The new year starts in Japan with the energy of a cultural tsunami.
The first three days of January, Japanese exchange cards, sip spiced “otoso” rice wine and throw parties for co-workers and friends. They visit shrines, temples and relatives, even if they have to cross the country. They eat symbolic new year foods in homes they’ve spent days, if not weeks, cleaning.
On Saturday, South Sound residents can celebrate a condensed version of the holiday at Oshogatsu in Olympia: A Traditional Japanese Family New Year Celebration.
It’s believed to be the first community- wide celebration in Olympia of “oshogatsu,” the Japanese word for new year, said Peter Okada, event co-organizer.
The Olympia-Kato Sister City Association is sponsoring the day of free activities and demonstrations at the Olympia Center. The association promotes cross-cultural understanding with Olympia’s sister city and coordinates annual exchanges of high school students and community leaders between the two cities.
It is the group that has co-organized the huge Bon Odori celebration for 24 summers in Olympia, when people wear “yukata” (an informal cotton kimono) and perform Japanese dance in the streets.
Okada hopes Oshogatsu will become an annual festival in Olympia.
“This is roughly six months apart from the Bon Odori. We now have a very colorful summer event and, we hope, a very fun and colorful and interesting winter event that helps to bring our community out of the winter doldrums,” said Okada, 61, of Olympia.
In contrast to the summer Bon Odori, he added, “Oshogatsu is more of a family observance. It’s very important for families to be together. It’s hugely symbolic in almost everything you see and touch and eat.”
The typical new year’s meal, for instance, includes sweetened black soybeans called “kuromame.” Eating the black beans symbolizes the wish to stay healthy in the coming year.
Saturday’s festivities begin with the making of “mochi,” another traditional new year’s food. Visitors can wield a wooden mallet to pound hot, sweet rice into a smooth pasty dough, then use their hands to form the dough into round, palm-size cakes.
Children can play Japanese-style “hanetsuki” badminton, a popular new year’s game, and fold “origami” paper into animal shapes. Instead of pinning a tail on the donkey, blind-folded youngsters can try to pin a nose, eyes, or mouth on a paper human face. Volunteers from Hands on Children’s Museum will help kids make six-sided kites to take home and fly.
Elsewhere at the center, artists from throughout Puget Sound will demonstrate Japanese calligraphy, paper cutting, block printing and embroidery. Craftsmen will tie elaborate “mizu-hiki” cord into fancy knots and make intricately decorated ornamental balls called “mari.”

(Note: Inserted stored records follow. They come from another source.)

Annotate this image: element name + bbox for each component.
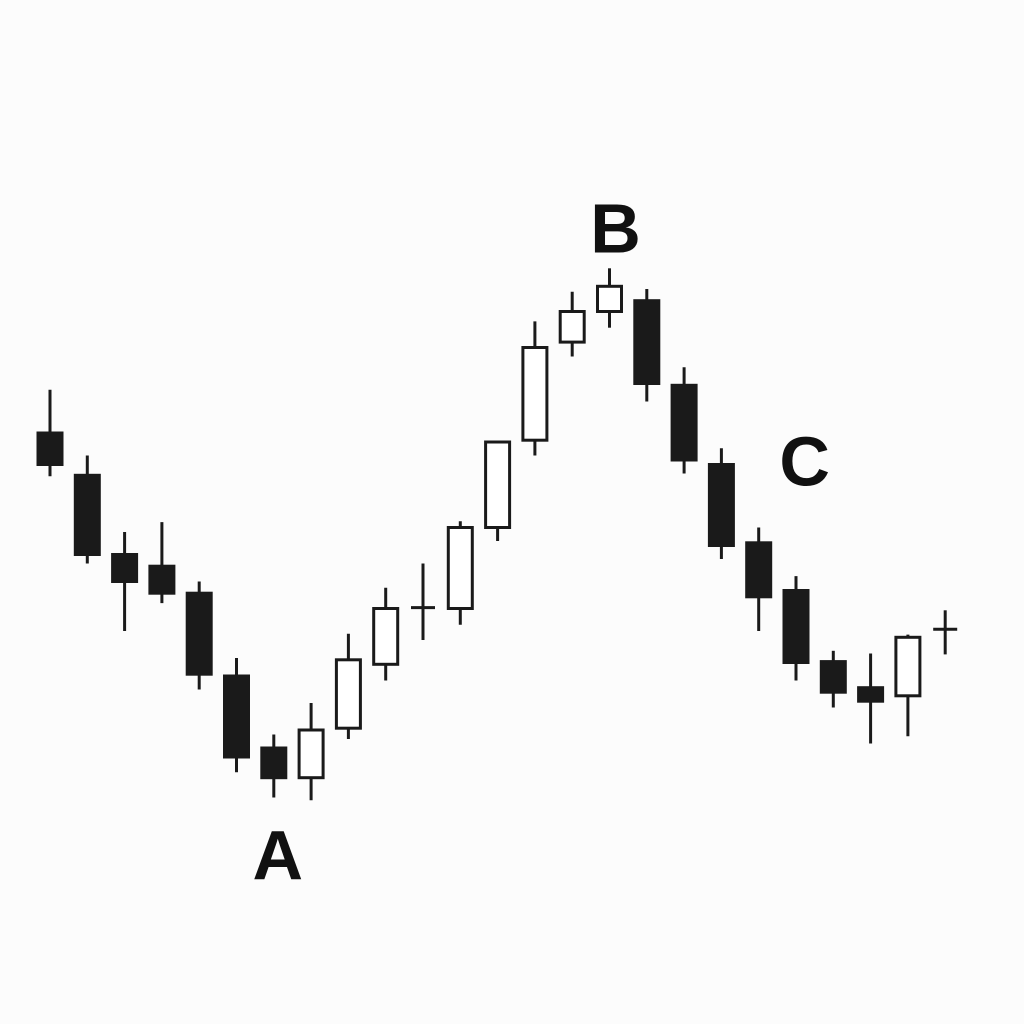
candle-16 — [596, 268, 623, 328]
candle-23 — [857, 653, 885, 744]
candle-10 — [372, 587, 400, 681]
candle-20 — [745, 527, 773, 631]
candle-body-bearish — [185, 591, 213, 676]
candle-body-bearish — [223, 674, 250, 759]
candle-body-bearish — [73, 473, 101, 556]
candle-body-bearish — [707, 463, 735, 547]
candle-body-bullish — [484, 440, 512, 529]
candle-body-bearish — [260, 746, 288, 780]
candle-25 — [933, 610, 958, 655]
candle-body-bearish — [633, 299, 661, 386]
candle-body-bearish — [782, 589, 810, 664]
candle-14 — [521, 321, 549, 456]
annotation-label-b: B — [590, 189, 641, 267]
candle-17 — [633, 289, 661, 402]
candle-21 — [782, 576, 810, 681]
candle-9 — [334, 633, 362, 739]
candle-5 — [185, 581, 213, 690]
candle-6 — [223, 658, 250, 773]
candle-11 — [411, 563, 435, 640]
candle-2 — [73, 455, 101, 564]
candle-body-bearish — [857, 686, 885, 703]
candle-body-bearish — [819, 660, 847, 694]
candle-body-bearish — [745, 541, 773, 599]
candle-19 — [707, 448, 735, 559]
candle-body-bullish — [596, 284, 623, 313]
candle-12 — [446, 521, 474, 625]
candle-18 — [670, 367, 698, 474]
candle-8 — [297, 703, 325, 801]
annotation-label-a: A — [253, 817, 304, 895]
candle-body-bearish — [111, 553, 139, 583]
candle-body-bearish — [148, 564, 176, 595]
candle-body-bullish — [521, 346, 549, 442]
candle-body-bullish — [558, 310, 586, 344]
candle-4 — [148, 522, 176, 604]
candle-1 — [36, 389, 64, 477]
annotation-label-c: C — [779, 423, 830, 501]
candle-22 — [819, 650, 847, 708]
candle-body-bullish — [334, 658, 362, 730]
candle-body-bullish — [297, 728, 325, 780]
candle-body-bullish — [894, 635, 922, 698]
candle-body-bullish — [372, 607, 400, 666]
candle-13 — [484, 440, 512, 541]
candle-3 — [111, 532, 139, 631]
candle-body-bullish — [446, 526, 474, 610]
candle-body-bearish — [670, 383, 698, 462]
candle-7 — [260, 734, 288, 798]
candle-24 — [894, 634, 922, 737]
candle-body-bearish — [36, 431, 64, 466]
candle-15 — [558, 291, 586, 357]
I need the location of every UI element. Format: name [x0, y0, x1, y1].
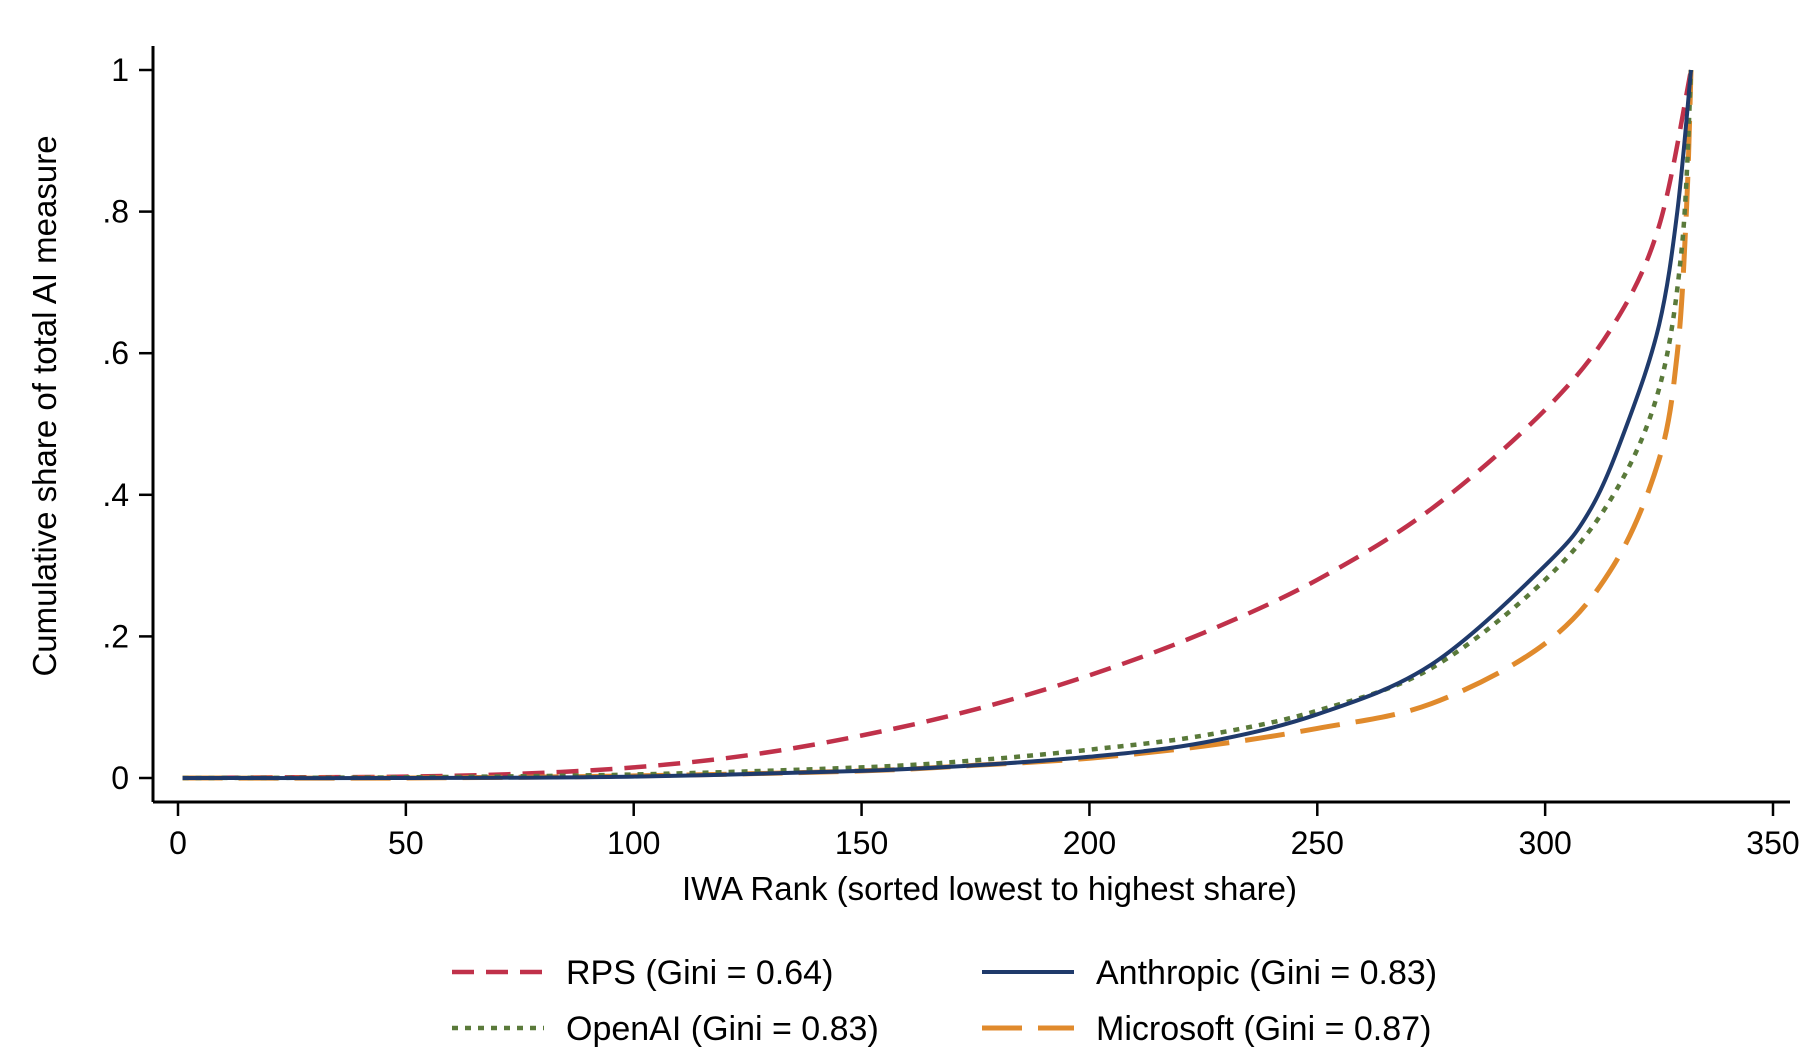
legend: RPS (Gini = 0.64) Anthropic (Gini = 0.83)…: [452, 954, 1437, 1048]
x-tick-label: 100: [607, 825, 660, 861]
x-tick-label: 200: [1063, 825, 1116, 861]
y-tick-label: 1: [111, 52, 129, 88]
y-tick-label: .8: [102, 194, 129, 230]
series-line: [182, 69, 1694, 781]
y-axis-title: Cumulative share of total AI measure: [26, 135, 63, 676]
x-axis-title: IWA Rank (sorted lowest to highest share…: [682, 870, 1297, 907]
x-tick-label: 350: [1746, 825, 1799, 861]
legend-label: OpenAI (Gini = 0.83): [566, 1010, 879, 1048]
x-tick-label: 300: [1518, 825, 1571, 861]
y-tick-label: .4: [102, 477, 129, 513]
x-tick-label: 50: [388, 825, 424, 861]
x-tick-label: 0: [169, 825, 187, 861]
axes: 0 50 100 150 200 250 300 350 0 .2 .4 .6 .8 1: [102, 46, 1800, 861]
y-tick-label: 0: [111, 760, 129, 796]
x-tick-label: 250: [1291, 825, 1344, 861]
series-line: [182, 69, 1693, 781]
legend-label: Microsoft (Gini = 0.87): [1096, 1010, 1431, 1048]
x-tick-label: 150: [835, 825, 888, 861]
y-tick-label: .6: [102, 335, 129, 371]
series-layer: [182, 69, 1694, 781]
legend-label: RPS (Gini = 0.64): [566, 954, 833, 992]
y-tick-label: .2: [102, 618, 129, 654]
legend-label: Anthropic (Gini = 0.83): [1096, 954, 1437, 992]
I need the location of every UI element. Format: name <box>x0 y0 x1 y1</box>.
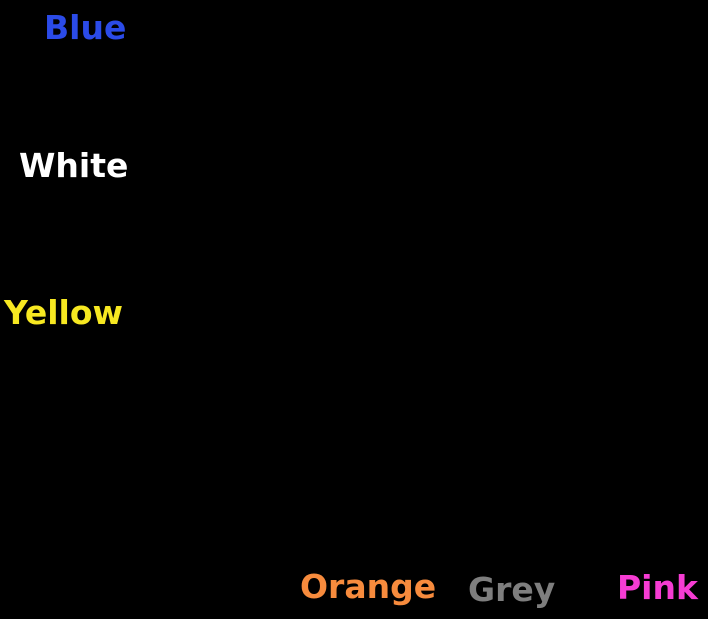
color-word-white[interactable]: White <box>19 146 129 185</box>
color-word-grey[interactable]: Grey <box>468 570 556 609</box>
color-word-blue[interactable]: Blue <box>44 8 127 47</box>
color-word-yellow[interactable]: Yellow <box>4 293 124 332</box>
color-word-pink[interactable]: Pink <box>617 568 698 607</box>
color-word-orange[interactable]: Orange <box>300 567 437 606</box>
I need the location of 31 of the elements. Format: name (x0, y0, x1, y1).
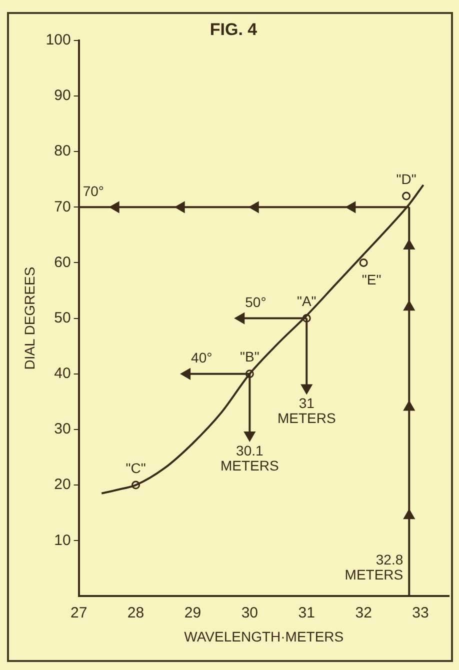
y-tick-label: 70 (54, 198, 71, 216)
annotation: 40° (191, 350, 212, 366)
x-tick-label: 29 (184, 604, 202, 622)
annotation: "B" (240, 348, 260, 365)
y-tick-label: 30 (54, 420, 71, 438)
annotation: "D" (396, 170, 416, 187)
x-tick-label: 33 (412, 604, 429, 622)
y-tick-label: 100 (46, 32, 71, 49)
y-tick-label: 10 (54, 532, 71, 549)
y-tick-label: 20 (54, 476, 71, 494)
annotation: 50° (245, 294, 266, 310)
y-tick-label: 90 (54, 87, 71, 104)
y-axis-title: DIAL DEGREES (21, 266, 38, 370)
annotation: "E" (362, 272, 382, 288)
annotation: 30.1 METERS (220, 442, 279, 474)
y-tick-label: 80 (54, 142, 71, 160)
y-tick-label: 40 (54, 365, 71, 382)
annotation: "A" (296, 293, 316, 310)
x-tick-label: 27 (70, 604, 88, 622)
x-tick-label: 31 (298, 604, 315, 622)
annotation: 31 METERS (277, 395, 336, 426)
x-axis-title: WAVELENGTH·METERS (184, 628, 344, 644)
annotation: 32.8 METERS (344, 552, 404, 583)
x-tick-label: 30 (241, 604, 258, 622)
annotation: "C" (126, 460, 146, 476)
x-tick-label: 32 (355, 604, 372, 622)
y-tick-label: 50 (54, 309, 71, 326)
annotation: 70° (82, 183, 104, 199)
y-tick-label: 60 (54, 254, 71, 271)
chart-title: FIG. 4 (210, 20, 258, 39)
x-tick-label: 28 (127, 604, 144, 622)
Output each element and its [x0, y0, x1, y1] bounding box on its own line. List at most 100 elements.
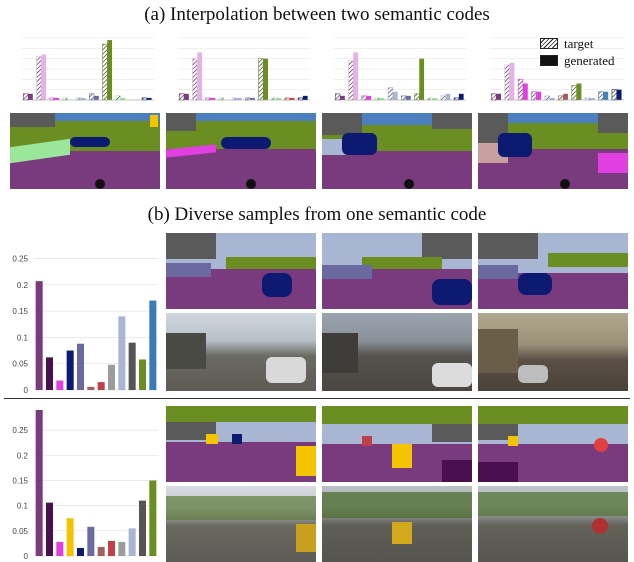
- target-bar: [427, 97, 433, 101]
- target-bar: [531, 91, 537, 101]
- diverse-seg-map-1: [166, 233, 316, 309]
- generated-bar: [576, 83, 582, 100]
- y-tick-label: 0.1: [17, 333, 29, 342]
- generated-bar: [210, 97, 216, 100]
- y-tick-label: 0.2: [17, 281, 29, 290]
- generated-bar: [107, 40, 113, 100]
- bar: [97, 546, 105, 556]
- bar: [87, 386, 95, 390]
- bar: [149, 480, 157, 556]
- diverse-photo-6: [478, 486, 628, 562]
- diverse-photo-2: [322, 313, 472, 391]
- generated-bar: [120, 97, 126, 100]
- bar: [35, 410, 43, 556]
- target-bar: [205, 97, 211, 101]
- bar: [97, 382, 105, 390]
- target-bar: [115, 95, 121, 101]
- target-bar: [348, 60, 354, 101]
- target-bar: [258, 58, 264, 101]
- diverse-seg-map-3: [478, 233, 628, 309]
- y-tick-label: 0.05: [12, 527, 28, 536]
- diverse-photo-1: [166, 313, 316, 391]
- generated-bar: [563, 93, 568, 100]
- section-divider: [4, 398, 630, 399]
- target-bar: [179, 93, 185, 101]
- y-tick-label: 0: [24, 552, 29, 560]
- generated-bar: [496, 93, 501, 100]
- generated-bar: [54, 97, 60, 100]
- generated-bar: [406, 95, 411, 100]
- generated-bar: [522, 83, 528, 100]
- target-bar: [504, 64, 510, 101]
- target-bar: [75, 97, 82, 101]
- bar: [118, 541, 126, 556]
- target-bar: [517, 79, 524, 101]
- bar: [56, 541, 64, 556]
- y-tick-label: 0.15: [12, 476, 28, 485]
- generated-bar: [236, 97, 242, 100]
- generated-bar: [445, 93, 451, 100]
- y-tick-label: 0: [24, 386, 29, 394]
- generated-bar: [458, 93, 464, 100]
- interp-seg-map-1: [10, 113, 160, 189]
- y-tick-label: 0.05: [12, 360, 28, 369]
- interp-seg-map-3: [322, 113, 472, 189]
- interp-chart-3: [334, 37, 466, 101]
- y-tick-label: 0.15: [12, 307, 28, 316]
- generated-bar: [41, 54, 47, 100]
- generated-bar: [379, 97, 385, 100]
- generated-bar: [28, 93, 33, 100]
- y-tick-label: 0.2: [17, 451, 29, 460]
- chart-legend: target generated: [540, 36, 615, 70]
- target-bar: [440, 95, 446, 101]
- diverse-seg-map-6: [478, 406, 628, 482]
- generated-bar: [616, 89, 622, 100]
- generated-bar: [94, 95, 99, 100]
- bar: [45, 502, 54, 556]
- target-bar: [414, 93, 420, 101]
- target-bar: [141, 97, 148, 101]
- target-bar: [102, 43, 108, 101]
- target-bar: [284, 97, 290, 101]
- generated-bar: [432, 97, 438, 100]
- target-bar: [571, 85, 577, 101]
- generated-bar: [80, 97, 86, 100]
- target-bar: [374, 97, 380, 101]
- bar: [66, 518, 74, 556]
- generated-bar: [509, 62, 515, 100]
- section-b-heading: (b) Diverse samples from one semantic co…: [147, 204, 487, 225]
- interp-seg-map-2: [166, 113, 316, 189]
- diverse-chart-2: 0 0.05 0.1 0.15 0.2 0.25: [12, 410, 158, 560]
- target-bar: [297, 97, 304, 101]
- target-bar: [36, 56, 42, 101]
- target-bar: [544, 95, 551, 101]
- generated-bar: [302, 95, 308, 100]
- target-bar: [89, 93, 95, 101]
- generated-bar: [184, 93, 189, 100]
- bar: [138, 359, 147, 390]
- diverse-photo-3: [478, 313, 628, 391]
- bar: [76, 547, 85, 556]
- interp-seg-map-4: [478, 113, 628, 189]
- generated-bar: [263, 58, 269, 100]
- target-bar: [598, 91, 604, 101]
- y-tick-label: 0.1: [17, 502, 29, 511]
- target-bar: [401, 95, 407, 101]
- generated-bar: [276, 97, 282, 100]
- bar: [56, 380, 64, 390]
- target-bar: [271, 97, 277, 101]
- target-bar: [23, 93, 29, 101]
- diverse-photo-4: [166, 486, 316, 562]
- bar: [107, 540, 116, 556]
- generated-bar: [250, 97, 255, 100]
- target-bar: [387, 87, 394, 101]
- bar: [87, 526, 95, 556]
- target-bar: [611, 89, 618, 101]
- target-bar: [558, 95, 564, 101]
- section-a-heading: (a) Interpolation between two semantic c…: [144, 4, 490, 25]
- bar: [66, 350, 74, 390]
- generated-bar: [366, 95, 372, 100]
- target-bar: [245, 97, 251, 101]
- bar: [149, 300, 157, 390]
- diverse-photo-5: [322, 486, 472, 562]
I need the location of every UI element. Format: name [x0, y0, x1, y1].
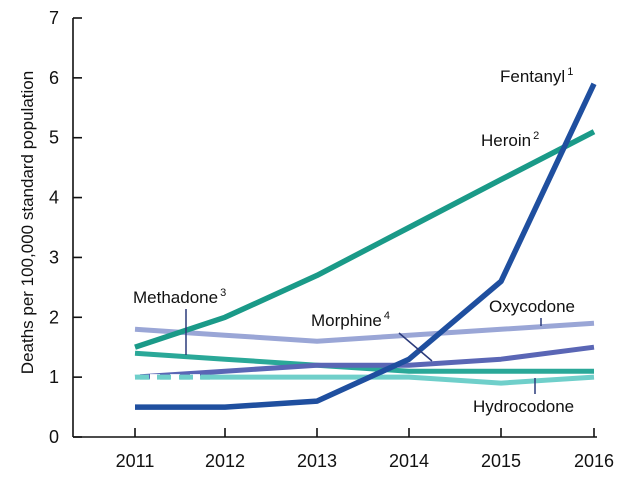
- series-label-heroin: Heroin 2: [481, 130, 539, 150]
- x-tick-label: 2013: [297, 451, 337, 471]
- y-tick-label: 3: [49, 247, 59, 267]
- y-tick-label: 0: [49, 427, 59, 447]
- x-tick-label: 2015: [481, 451, 521, 471]
- x-tick-label: 2012: [205, 451, 245, 471]
- series-label-oxycodone: Oxycodone: [489, 297, 575, 316]
- y-tick-label: 1: [49, 367, 59, 387]
- series-label-morphine: Morphine 4: [311, 310, 390, 330]
- series-label-hydrocodone: Hydrocodone: [473, 397, 574, 416]
- leader-line-morphine: [398, 332, 433, 362]
- series-line-fentanyl: [135, 82, 597, 410]
- series-label-fentanyl: Fentanyl 1: [500, 66, 573, 86]
- series-label-footnote: 4: [384, 310, 390, 322]
- chart-axes: 0 1 2 3 4 5 6 7 2011 2012 2013 2014 2015 2016: [49, 8, 614, 471]
- chart-series-labels: Fentanyl 1 Heroin 2 Methadone 3 Morphine 4 Oxyco…: [133, 66, 575, 416]
- chart-series-lines: [134, 82, 597, 410]
- y-tick-label: 6: [49, 68, 59, 88]
- x-tick-label: 2014: [389, 451, 429, 471]
- y-axis-label: Deaths per 100,000 standard population: [18, 71, 37, 374]
- y-tick-label: 5: [49, 128, 59, 148]
- y-tick-label: 7: [49, 8, 59, 28]
- series-line-heroin: [134, 129, 596, 350]
- x-tick-label: 2011: [116, 451, 155, 471]
- series-label-footnote: 3: [220, 287, 226, 299]
- y-tick-label: 2: [49, 307, 59, 327]
- series-label-methadone: Methadone 3: [133, 287, 226, 307]
- series-label-footnote: 2: [533, 130, 539, 142]
- series-line-morphine: [134, 344, 595, 380]
- series-line-methadone: [134, 350, 594, 374]
- series-label-footnote: 1: [567, 66, 573, 78]
- x-tick-label: 2016: [574, 451, 614, 471]
- series-line-oxycodone: [134, 320, 595, 344]
- y-tick-label: 4: [49, 188, 59, 208]
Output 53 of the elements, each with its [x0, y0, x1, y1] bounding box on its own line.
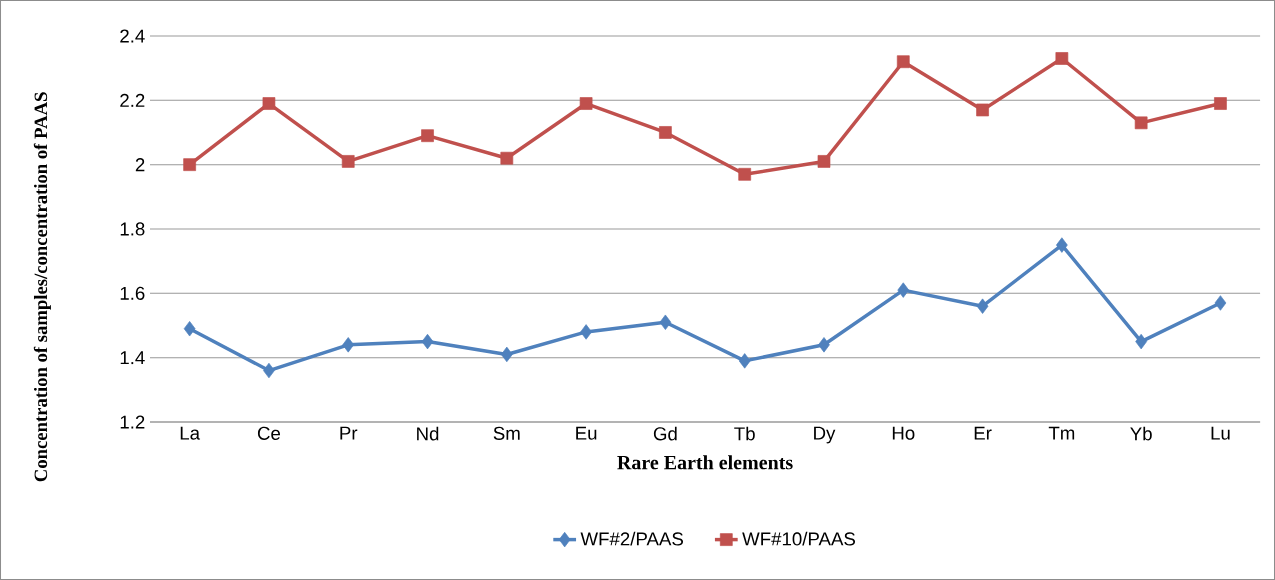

Visitors can try on a kimono and watch the animé movie, “Miyori in the Sacred Forest.”
A half-dozen groups will perform classical Japanese dance, play the koto (Japanese harp), the stringed shamisen and the taiko drum. Visitors can see martial arts demonstrations of aikido, kendo fencing and iado sword drawing.
“Not all of these arts and crafts are directly related to oshogatsu, though some are,” Okada said. “What we’re trying to do is maintain some authenticity, but above all make this a very joyful event. It’s sort of an excuse to bring the best face of Japanese culture to Olympia. It’s never been done before. All these artists and crafters are coming down to share their skills and their art with the people of Thurston County.”
Tummies have not been forgotten. Hungry visitors can purchase teriyaki chicken and beef, mochi, yakisoba, sushi and other fare from the land of the rising sun.
“People can come in there and for six hours can not only observe Japanese culture but they’ll see it, they’ll hear it, they’ll wear it, they’ll taste it,” Okada said, “and maybe for six hours experience how joyful it is to be Japanese – and what’s wrong with that?”